Two Idiots Film a Movie

By Plot Roach

“Hey, Veronica. We need your help.”

“What’s up guys?”

“We need help writing and filming a movie.”

“You don’t ask for much, do you Jason.”

“No, really. We need big time help here or else we will have to pay back, like, ten thousand dollars.”

“Is that you Fred? I can‘t tell on speakerphone.”

“Yep. We thought it would be easier this way, to talk to us both at once rather than having him try and explain it to me later.”

(squelch of noise)

“And you are recording this as well?”

“Yeah, we’re pretty messed up right now and we want to be able to remember this in order to write it in the morning.”

“So, you’re stoned-”

“Drunk.”

“’Drunk’ and you’ve spent someone’s money and you need to have a movie all put together by -when exactly?”

“In a week.”

“Oh, well… you’ve got plenty of time then. Can you pay the money back?”

“It was a grant from the government. I’m thinking ‘not’. They gave us the money as independent filmmakers six months ago, now they want to see some results or else they’ll fine us for not using the money for what it was for.”

“So you knew about this for six months and you’re only doing something about it now?”

“No. We got the money six months ago and only found out today that they wanted to see what we were making.”

“Do you have anything left of the money?”

“About fifteen hundred.”

“Nice… So how do you plan to pull this off?”

“Well…We asked for your help. That was the first thing on our list.”

“Do you even have a camera?”

“Uh, no.”

“Do you have actors? A writer?”

“We have you… You’ll help us, right?”

“Yes. But you need to shut up and do exactly as I say.”

“Yes, ma’am.”

“Thank you, Veronica.”

“You have next to no money, so look into renting a video camera. If you can’t find one, then buy one from a local electronics store, use it for the week and take it back. They’ll keep ten percent of the money you'll spend for a ’restocking’ charge, but that’s cheaper than buying a whole new one. And for goodness sakes, be gentle with it. You’ll need it in good condition if you’re going to take it back.”

“Got it.”

“As for sets, film it out in the desert or in some abandoned place. That way you don’t have to build something yourself or else pay someone to do it. Do you have any idea where you are going to get the actors?”

“No. That’s why we called you.”

“Okay, put a notice up at your college saying that you’re looking for talent to star in an independent film. List the genre of the film-”

“The what?”

“Genre. It means the type of film. Like ’horror’ or ’romance’-”

“Ooo, can we do horror? I bet we can get some chick to go topless in it.”

“That’s up to you.”

“Horror it is then.”

“Okay, now that the film’s genre has been decided. You need a writer to write the screenplay. Then post the characters you’ll need on the notice for a call for actors.”

“What if we don’t have a writer?”

“Than write it yourself.”

“We can’t do that.”

“Why?”

“Didn’t we do enough just getting the cash?”

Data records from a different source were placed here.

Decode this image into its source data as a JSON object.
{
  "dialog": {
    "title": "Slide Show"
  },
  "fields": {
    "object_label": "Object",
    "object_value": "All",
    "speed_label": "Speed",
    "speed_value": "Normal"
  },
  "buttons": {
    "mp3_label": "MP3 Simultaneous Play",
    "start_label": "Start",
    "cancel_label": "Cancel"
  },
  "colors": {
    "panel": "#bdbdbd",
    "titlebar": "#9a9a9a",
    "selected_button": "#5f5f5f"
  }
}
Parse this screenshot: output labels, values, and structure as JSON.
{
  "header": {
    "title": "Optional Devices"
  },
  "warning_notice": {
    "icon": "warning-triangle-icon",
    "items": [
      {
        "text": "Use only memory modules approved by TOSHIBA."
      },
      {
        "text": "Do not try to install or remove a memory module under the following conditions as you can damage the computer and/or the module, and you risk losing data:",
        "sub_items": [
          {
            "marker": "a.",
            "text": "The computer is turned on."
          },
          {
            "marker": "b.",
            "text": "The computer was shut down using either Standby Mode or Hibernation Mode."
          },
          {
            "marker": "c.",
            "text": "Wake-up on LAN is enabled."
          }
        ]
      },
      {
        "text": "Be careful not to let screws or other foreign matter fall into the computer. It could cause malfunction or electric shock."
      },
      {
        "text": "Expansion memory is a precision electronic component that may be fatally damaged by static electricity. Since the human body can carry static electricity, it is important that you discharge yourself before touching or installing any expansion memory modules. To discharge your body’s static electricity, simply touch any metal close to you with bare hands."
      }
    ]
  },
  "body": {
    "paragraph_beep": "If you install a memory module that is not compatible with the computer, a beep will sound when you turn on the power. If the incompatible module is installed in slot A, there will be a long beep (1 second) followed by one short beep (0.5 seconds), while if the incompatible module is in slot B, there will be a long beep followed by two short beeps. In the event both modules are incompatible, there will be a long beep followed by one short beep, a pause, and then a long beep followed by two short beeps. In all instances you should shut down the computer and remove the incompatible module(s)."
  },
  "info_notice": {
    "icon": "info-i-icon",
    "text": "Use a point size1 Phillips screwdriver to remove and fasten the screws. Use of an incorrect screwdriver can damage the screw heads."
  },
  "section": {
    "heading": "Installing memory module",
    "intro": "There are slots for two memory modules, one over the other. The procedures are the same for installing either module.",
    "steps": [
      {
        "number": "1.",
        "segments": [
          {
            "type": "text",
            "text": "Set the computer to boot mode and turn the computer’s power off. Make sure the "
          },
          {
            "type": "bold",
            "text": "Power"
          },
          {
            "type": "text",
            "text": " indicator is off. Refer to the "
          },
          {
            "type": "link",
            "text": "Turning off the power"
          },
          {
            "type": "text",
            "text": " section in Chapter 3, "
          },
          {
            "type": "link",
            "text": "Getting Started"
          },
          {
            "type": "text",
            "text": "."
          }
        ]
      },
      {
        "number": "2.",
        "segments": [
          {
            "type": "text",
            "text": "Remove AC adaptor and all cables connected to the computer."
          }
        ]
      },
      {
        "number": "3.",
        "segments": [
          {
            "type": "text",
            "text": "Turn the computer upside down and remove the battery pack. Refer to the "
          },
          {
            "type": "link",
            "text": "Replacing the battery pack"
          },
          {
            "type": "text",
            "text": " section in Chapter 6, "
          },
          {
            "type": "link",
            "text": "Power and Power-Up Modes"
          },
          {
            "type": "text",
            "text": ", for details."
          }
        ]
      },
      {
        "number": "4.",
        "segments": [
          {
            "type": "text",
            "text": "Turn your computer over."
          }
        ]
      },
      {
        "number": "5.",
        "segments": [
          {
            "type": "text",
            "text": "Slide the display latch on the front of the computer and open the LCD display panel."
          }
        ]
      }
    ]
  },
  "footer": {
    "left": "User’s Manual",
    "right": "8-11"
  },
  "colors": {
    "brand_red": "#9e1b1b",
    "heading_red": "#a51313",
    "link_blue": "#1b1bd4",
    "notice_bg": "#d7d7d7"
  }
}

“You mean the cash you spent?”

“Yeah.”

“Never mind. Okay, I have a great idea. Listen up, I’m only saying this once-”

“That’s why we’re taping it.”

“Great… Get the camera and start taping immediately. All the stuff you’re doing from talking to me to interviewing a writer to having actors read the lines. The story won’t be about a horror movie, it will be about filming a horror movie.”

“Can we still get some chick to show her tits?”

“Yes.”

“Great, we’re on board. But what do we call it?”

“How about ’Two Idiots Film a Movie’?”

“That’ll work. But I’d rather call it ’The Movie Where You See Chicks’ Tits.”